Under the correspondence: a proof of 'A implies B' is a function that takes a proof of A and returns a proof of B — exactly a function of type A → B in a programming language. A proof of 'A and B' is a pair, of type A × B. A proof of 'there exists an x such that P(x)' is a pair of a value x and a proof of P(x) — a dependent sum type. The Brouwer-Heyting-Kolmogorov interpretation motivates exactly these identifications.

The correspondence is not merely an analogy. It is an isomorphism: the same formal structure describes both logical deduction and computation. This means that writing a program with a given type is the same activity as constructing a proof of the corresponding proposition. Every proof-theoretic concept has a computational counterpart, and vice versa.

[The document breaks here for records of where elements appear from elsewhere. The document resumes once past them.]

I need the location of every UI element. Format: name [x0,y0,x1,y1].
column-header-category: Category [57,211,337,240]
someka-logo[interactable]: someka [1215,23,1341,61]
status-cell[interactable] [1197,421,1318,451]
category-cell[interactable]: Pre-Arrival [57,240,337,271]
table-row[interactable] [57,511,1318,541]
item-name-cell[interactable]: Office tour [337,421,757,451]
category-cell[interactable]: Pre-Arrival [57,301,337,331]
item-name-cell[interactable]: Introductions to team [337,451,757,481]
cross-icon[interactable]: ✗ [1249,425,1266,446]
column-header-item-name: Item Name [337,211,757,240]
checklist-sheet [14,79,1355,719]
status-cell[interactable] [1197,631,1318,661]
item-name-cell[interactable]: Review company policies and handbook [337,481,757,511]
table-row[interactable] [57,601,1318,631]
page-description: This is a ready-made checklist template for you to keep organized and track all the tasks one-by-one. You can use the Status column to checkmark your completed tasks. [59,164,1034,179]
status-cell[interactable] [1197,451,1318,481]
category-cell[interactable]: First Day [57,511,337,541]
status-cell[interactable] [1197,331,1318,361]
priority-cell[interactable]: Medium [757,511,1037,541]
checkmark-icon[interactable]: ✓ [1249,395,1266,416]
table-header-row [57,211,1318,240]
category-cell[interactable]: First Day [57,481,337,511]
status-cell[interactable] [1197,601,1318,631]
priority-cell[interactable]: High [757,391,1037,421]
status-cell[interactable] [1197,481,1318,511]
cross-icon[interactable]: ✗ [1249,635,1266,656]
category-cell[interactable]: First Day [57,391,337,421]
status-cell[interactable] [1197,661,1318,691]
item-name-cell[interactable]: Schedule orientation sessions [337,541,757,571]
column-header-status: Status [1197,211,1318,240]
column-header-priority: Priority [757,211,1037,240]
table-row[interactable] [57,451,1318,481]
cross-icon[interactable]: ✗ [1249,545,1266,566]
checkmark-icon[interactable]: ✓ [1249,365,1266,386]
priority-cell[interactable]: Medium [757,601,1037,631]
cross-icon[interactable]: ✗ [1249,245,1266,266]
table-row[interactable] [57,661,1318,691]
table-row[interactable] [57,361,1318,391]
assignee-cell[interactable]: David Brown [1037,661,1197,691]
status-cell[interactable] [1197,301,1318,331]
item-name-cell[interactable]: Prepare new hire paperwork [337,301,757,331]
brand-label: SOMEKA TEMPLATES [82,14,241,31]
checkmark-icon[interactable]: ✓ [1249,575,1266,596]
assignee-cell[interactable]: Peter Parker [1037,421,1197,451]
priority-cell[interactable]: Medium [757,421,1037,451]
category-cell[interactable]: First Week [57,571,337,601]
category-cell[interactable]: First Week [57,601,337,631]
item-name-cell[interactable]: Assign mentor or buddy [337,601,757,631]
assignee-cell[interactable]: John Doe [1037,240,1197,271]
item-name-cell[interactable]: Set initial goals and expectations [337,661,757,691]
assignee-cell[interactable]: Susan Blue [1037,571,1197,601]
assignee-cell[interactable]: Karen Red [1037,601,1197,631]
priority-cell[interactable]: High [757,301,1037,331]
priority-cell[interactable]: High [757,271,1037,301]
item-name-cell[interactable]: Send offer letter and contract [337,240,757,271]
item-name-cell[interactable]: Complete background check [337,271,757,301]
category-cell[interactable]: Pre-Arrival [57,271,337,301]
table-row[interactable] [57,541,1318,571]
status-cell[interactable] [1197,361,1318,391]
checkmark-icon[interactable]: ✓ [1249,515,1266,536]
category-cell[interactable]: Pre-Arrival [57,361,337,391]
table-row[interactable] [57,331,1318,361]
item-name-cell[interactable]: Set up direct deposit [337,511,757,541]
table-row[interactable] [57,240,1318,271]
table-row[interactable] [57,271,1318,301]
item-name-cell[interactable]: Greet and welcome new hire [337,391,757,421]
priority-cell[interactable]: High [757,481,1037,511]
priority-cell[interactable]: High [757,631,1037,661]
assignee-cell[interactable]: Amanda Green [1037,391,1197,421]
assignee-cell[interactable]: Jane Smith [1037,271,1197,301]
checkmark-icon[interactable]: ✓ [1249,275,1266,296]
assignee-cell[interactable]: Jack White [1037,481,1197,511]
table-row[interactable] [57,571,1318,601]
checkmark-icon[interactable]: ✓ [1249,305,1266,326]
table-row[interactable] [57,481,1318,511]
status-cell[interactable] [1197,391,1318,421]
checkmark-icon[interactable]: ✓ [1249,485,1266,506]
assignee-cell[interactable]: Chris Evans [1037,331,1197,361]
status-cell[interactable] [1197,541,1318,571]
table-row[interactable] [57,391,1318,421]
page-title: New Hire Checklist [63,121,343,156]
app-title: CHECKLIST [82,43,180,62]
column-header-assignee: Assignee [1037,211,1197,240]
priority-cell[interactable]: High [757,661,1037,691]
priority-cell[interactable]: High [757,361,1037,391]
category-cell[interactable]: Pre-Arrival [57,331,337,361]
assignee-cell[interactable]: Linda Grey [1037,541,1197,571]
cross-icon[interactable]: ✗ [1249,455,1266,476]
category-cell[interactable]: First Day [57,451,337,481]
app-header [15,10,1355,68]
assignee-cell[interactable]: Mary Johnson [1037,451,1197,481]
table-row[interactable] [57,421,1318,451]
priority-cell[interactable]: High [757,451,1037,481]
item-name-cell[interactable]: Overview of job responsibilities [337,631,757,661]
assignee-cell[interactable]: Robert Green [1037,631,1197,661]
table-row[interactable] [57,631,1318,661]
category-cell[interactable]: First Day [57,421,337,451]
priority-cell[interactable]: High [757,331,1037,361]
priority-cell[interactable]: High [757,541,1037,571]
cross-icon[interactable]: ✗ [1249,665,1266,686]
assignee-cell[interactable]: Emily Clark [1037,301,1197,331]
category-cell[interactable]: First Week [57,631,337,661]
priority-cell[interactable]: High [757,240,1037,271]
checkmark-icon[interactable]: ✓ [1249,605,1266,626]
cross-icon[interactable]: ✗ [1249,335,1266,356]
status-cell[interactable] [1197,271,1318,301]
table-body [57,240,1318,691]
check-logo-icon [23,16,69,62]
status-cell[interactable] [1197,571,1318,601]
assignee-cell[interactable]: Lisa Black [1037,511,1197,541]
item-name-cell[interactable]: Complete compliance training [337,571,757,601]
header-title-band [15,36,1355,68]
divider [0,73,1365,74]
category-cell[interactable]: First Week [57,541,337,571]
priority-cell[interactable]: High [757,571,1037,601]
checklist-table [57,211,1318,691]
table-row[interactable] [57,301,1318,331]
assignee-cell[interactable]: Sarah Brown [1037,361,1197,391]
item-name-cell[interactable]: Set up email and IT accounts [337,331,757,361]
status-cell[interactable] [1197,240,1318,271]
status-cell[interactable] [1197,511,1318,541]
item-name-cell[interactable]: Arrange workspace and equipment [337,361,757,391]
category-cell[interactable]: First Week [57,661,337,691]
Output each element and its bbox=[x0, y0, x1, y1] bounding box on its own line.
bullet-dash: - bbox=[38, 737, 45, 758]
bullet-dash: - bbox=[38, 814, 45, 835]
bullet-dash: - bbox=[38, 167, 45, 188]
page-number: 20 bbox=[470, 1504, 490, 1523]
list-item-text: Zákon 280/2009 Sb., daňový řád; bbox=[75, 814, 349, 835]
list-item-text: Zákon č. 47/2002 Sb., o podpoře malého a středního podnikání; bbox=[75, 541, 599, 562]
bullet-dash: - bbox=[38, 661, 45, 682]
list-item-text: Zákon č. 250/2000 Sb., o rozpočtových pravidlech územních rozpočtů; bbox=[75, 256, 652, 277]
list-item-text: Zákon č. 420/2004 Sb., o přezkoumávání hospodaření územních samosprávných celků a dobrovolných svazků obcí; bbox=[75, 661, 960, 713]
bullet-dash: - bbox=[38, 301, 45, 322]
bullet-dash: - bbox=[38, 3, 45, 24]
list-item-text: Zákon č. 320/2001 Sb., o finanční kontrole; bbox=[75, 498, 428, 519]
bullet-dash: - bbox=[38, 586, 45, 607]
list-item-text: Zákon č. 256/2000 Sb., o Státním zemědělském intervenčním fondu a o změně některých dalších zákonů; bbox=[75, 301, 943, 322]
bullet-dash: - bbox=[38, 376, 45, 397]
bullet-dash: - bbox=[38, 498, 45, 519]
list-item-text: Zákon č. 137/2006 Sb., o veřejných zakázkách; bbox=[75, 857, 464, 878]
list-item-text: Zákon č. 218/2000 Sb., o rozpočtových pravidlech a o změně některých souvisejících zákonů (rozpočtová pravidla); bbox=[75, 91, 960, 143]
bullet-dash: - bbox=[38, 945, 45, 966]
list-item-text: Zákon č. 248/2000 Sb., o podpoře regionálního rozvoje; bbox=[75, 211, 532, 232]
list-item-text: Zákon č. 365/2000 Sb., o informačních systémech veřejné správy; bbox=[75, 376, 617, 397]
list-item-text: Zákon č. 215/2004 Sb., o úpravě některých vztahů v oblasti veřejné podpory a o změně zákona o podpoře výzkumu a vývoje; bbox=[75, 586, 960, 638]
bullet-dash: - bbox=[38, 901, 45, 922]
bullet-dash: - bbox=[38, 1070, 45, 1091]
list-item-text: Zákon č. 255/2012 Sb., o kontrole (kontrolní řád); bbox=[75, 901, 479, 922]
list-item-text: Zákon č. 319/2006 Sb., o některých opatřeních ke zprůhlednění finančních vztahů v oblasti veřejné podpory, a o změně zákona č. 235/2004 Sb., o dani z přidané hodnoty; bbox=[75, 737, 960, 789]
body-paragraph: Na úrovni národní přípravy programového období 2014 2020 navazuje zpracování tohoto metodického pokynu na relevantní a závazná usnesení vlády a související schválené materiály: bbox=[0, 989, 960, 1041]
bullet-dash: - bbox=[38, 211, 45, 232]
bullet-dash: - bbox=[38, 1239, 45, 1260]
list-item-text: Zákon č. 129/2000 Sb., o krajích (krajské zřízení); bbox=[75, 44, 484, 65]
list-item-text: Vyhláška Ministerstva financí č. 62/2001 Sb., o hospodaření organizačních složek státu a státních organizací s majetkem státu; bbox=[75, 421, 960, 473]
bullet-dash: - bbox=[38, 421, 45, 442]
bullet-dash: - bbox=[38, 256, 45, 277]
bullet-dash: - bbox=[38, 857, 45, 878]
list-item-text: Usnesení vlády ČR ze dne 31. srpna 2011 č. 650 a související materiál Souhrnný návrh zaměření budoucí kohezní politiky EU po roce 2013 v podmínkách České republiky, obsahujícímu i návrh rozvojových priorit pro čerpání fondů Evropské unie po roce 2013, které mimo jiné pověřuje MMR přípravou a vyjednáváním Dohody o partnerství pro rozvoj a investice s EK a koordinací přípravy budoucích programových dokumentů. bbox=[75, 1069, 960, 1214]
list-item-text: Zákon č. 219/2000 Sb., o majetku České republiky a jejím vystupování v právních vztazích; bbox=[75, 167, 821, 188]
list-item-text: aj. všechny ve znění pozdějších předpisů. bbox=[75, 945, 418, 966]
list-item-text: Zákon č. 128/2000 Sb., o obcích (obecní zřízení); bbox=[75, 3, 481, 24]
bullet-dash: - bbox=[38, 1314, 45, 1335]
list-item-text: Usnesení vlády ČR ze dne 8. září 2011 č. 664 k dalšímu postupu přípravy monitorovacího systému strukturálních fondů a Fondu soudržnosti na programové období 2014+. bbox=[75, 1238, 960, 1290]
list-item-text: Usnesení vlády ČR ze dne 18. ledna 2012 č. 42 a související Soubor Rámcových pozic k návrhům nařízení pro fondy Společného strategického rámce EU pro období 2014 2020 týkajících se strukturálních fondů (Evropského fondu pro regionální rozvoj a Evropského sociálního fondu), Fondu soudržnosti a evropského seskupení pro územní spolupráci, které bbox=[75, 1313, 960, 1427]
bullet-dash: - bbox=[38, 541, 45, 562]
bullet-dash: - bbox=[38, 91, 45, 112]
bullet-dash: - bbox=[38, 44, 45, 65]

The practical consequence: formal verification systems — Coq, Lean, Agda, Idris — are simultaneously theorem provers and programming languages. A certified proof is an executable program. The constructive mathematics tradition, which insisted that existence proofs must exhibit witnesses, was not being merely philosophical. It was describing the structure that makes proof and computation the same.

The uncomfortable historical observation: the Curry-Howard correspondence vindicates Brouwer's core demand — that mathematical existence requires construction — without vindicating Brouwer's neo-Kantian metaphysics. The machines implemented his epistemology while rejecting his philosophy. This is, perhaps, the usual relationship between a founding vision and its institutional legacy.